Many investors that I speak with are still uneasy about owning bitcoin. They worry that bitcoin has no ‘intrinsic’ value. Yet these same investors have no qualms owning gold. This makes no sense given that gold has very little intrinsic value either. If gold were valued just on its intrinsic value as a precious metal, then it would be trading closer to $340/oz than its current $3400/oz.

The value of both gold and bitcoin come their so-called ‘network effects’. As I previously explained in Bitcoin Closes In On $100,000, But The Ultimate Destination Is $200,000+ | BCA Research, the network effect arises from the collective belief that gold and bitcoin are the non-confiscatable assets to own in a fiat monetary system. And that a certain proportion of total wealth must be held in these non-confiscatable assets as an insurance against hyperinflation, banking system failure, or government default or expropriation.
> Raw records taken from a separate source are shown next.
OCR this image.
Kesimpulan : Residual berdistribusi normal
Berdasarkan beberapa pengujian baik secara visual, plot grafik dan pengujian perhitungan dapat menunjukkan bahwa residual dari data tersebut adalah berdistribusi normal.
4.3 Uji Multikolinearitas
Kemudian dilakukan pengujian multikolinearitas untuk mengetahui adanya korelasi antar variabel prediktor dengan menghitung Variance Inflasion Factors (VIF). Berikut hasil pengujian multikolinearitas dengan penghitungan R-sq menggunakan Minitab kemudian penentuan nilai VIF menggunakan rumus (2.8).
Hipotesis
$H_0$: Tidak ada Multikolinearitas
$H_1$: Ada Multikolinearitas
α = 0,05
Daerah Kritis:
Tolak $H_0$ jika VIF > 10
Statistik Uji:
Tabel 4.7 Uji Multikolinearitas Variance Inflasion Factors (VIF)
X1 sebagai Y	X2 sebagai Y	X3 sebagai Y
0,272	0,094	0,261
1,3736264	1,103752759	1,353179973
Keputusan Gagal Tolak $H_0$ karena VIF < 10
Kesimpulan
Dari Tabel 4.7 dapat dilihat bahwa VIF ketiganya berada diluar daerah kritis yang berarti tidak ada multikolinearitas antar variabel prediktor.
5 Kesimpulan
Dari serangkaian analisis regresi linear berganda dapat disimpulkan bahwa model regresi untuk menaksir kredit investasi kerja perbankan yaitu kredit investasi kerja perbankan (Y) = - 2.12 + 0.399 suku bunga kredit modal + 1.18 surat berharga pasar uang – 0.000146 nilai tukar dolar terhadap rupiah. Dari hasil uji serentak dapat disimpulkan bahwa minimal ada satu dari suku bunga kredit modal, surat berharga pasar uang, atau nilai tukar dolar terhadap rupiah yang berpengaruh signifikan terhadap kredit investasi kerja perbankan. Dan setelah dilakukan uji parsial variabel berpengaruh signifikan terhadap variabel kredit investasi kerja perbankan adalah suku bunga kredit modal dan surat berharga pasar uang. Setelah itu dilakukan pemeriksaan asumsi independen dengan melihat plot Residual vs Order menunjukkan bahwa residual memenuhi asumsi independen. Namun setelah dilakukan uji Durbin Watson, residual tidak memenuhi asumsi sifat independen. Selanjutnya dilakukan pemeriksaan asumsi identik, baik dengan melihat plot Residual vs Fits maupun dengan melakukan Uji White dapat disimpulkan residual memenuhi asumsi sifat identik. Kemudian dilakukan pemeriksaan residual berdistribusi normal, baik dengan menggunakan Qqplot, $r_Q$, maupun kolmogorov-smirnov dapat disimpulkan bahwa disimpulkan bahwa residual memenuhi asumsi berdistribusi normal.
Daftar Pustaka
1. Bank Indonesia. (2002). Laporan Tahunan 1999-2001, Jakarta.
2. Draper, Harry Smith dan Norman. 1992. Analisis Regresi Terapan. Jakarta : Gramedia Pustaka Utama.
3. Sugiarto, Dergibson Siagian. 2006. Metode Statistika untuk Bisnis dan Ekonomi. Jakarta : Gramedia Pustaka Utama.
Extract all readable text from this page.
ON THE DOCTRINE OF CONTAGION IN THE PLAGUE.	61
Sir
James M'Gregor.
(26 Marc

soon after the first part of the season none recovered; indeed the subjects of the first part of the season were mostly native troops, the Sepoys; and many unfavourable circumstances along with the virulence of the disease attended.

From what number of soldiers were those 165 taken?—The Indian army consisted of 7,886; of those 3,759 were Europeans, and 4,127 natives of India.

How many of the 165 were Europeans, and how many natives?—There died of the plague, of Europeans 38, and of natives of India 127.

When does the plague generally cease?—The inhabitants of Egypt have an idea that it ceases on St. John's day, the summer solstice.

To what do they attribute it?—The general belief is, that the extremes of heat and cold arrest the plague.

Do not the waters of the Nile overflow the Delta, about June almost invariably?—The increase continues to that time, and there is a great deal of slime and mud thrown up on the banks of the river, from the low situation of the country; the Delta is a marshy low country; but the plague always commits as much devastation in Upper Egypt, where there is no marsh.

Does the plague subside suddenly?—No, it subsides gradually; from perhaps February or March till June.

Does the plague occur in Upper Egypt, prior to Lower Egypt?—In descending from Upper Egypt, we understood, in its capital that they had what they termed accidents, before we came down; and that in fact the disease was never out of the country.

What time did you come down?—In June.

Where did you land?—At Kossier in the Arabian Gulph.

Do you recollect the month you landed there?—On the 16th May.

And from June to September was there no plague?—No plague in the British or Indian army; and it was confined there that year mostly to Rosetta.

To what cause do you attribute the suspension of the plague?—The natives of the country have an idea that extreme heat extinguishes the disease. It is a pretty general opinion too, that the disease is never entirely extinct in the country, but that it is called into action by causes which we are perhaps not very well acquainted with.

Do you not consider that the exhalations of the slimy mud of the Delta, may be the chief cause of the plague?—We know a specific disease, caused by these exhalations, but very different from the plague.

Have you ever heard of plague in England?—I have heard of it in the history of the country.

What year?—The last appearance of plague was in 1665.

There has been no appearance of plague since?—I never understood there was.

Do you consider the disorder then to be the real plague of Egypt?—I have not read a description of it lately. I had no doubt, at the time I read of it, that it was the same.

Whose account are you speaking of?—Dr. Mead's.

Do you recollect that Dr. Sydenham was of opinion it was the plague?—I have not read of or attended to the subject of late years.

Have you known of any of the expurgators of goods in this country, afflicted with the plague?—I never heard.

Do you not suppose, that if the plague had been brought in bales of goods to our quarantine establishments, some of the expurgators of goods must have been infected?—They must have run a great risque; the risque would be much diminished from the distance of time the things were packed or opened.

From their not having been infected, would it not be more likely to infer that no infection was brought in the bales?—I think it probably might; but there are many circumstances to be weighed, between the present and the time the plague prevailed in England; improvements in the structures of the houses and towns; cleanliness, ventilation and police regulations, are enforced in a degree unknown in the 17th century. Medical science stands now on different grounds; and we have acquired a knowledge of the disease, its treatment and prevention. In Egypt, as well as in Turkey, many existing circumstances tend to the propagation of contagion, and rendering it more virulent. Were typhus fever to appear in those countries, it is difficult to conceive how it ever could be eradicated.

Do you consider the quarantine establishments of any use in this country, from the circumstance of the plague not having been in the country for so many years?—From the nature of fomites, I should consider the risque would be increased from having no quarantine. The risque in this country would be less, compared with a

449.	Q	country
The upshot is that the nominal dollar value of the gold and bitcoin networks is the product of three terms:

  1. Global wealth in nominal dollars.

  2. The share of this global wealth held in the non-confiscatable asset-class

  3. The share of the non-confiscatable asset-class held in gold versus bitcoin

The evidence since ‘Liberation Day’ is that investors have lost faith in the dollar as a haven asset. They are fleeing to gold and the Swiss franc but fleeing even more to bitcoin. In which case, all three components of bitcoin’s value are going to trend much higher in the coming months and years.

Still, bitcoin is infamous for suffering painful structural drawdowns known as ‘crypto winters.’ Our proprietary analysis of long-term price trend complexity, which has pinpointed all these crypto winters, reassures us that the next crypto winter is still some way off.

But for those who want a good entry point, is a meaningful pullback coming? Our analysis of short-term price complexity suggests that one is not imminent. But that if the rally’s short-term complexity continues to decline, there could be a pullback to around $80,000 during the summer months.

Pullback or no pullback, I fully expect bitcoin to reach $200,000+ within the next couple of years. And it remains one of our high-conviction structural long positions.